TRENTON, NJ - JANUARY 13: New Jersey Governor Chris Christie gives the annual State of the State address on January 13, 2015 in Trenton, New Jersey. Christie addressed topics ranging from state pensions to new drug addiction solutions. (Photo by Andrew Burton/Getty Images)
Gov. Chris Christie (Photo by Andrew Burton/Getty Images)

The savings could reach $2.23 billion by switching pensioners from top-level insurance coverage to one equivalent to gold plans under the federal Affordable Care Act, said the New Jersey Pension and Health Benefit Commission. The savings is higher than the roughly $1.7 billion the bipartisan commission estimated last February.

The report supplemented another the commission unveiled, and Christie backed, a year ago. The previous report called for changing the public pension from a defined benefit program to a 401(k)-style plan, as well as shifting some costs to local governments, among other changes.

The Democrat-led Legislature rejected those recommendations and is instead pursuing a constitutional amendment to require the state to make pension payments quarterly.

"A year of inaction has simply made the problem worse," the commission report said.

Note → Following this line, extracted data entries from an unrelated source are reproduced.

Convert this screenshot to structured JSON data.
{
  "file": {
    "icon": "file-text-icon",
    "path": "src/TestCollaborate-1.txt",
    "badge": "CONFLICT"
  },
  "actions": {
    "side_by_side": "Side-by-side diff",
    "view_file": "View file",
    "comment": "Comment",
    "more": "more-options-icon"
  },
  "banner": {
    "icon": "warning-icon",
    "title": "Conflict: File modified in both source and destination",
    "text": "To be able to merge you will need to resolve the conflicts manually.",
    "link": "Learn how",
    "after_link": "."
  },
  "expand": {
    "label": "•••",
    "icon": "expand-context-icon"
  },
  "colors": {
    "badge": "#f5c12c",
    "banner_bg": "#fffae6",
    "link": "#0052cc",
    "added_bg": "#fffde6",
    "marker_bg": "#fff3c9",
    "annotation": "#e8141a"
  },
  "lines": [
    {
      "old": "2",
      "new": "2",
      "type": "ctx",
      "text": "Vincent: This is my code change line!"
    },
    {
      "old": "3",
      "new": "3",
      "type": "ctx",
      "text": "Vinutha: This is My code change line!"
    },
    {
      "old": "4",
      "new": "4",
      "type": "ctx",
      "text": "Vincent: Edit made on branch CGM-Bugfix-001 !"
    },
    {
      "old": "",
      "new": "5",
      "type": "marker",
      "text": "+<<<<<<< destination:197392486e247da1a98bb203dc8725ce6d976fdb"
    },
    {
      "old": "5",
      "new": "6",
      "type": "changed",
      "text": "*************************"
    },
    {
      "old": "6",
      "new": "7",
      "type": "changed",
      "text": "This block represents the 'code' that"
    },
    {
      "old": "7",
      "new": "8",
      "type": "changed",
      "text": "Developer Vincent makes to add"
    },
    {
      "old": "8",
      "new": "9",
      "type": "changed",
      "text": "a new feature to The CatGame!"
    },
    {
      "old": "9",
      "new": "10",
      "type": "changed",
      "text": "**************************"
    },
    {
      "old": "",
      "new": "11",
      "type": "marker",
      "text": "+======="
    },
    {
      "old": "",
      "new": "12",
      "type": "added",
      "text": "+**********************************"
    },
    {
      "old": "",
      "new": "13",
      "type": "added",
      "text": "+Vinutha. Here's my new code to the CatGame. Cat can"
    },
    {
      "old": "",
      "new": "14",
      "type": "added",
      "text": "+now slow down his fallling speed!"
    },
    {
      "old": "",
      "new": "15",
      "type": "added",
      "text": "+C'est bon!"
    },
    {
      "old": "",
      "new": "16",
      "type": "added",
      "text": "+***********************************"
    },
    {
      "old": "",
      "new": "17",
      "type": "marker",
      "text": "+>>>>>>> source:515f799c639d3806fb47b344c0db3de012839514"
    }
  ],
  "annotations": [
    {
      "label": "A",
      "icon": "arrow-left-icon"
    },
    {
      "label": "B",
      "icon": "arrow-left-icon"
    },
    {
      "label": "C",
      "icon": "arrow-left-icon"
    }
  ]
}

The commission warned that the Democrats' plan would result in cuts to essential services like public safety and education. Democrats have said they could finance the payments through increasing taxes on income over $1 million.

The latest report comes as Christie, back in New Jersey after ending his Republican presidential campaign, prepares to unveil his latest budget. He has already assailed the Democrats' amendment proposal, saying it would prioritize pensioners over all other state residents.

The problem with New Jersey's pension stretches back over Democratic and Republican administrations who failed to adequately pay into it to support the roughly 800,000 beneficiaries.

The panel said failing to make changes could cost the state billions through fiscal year 2023.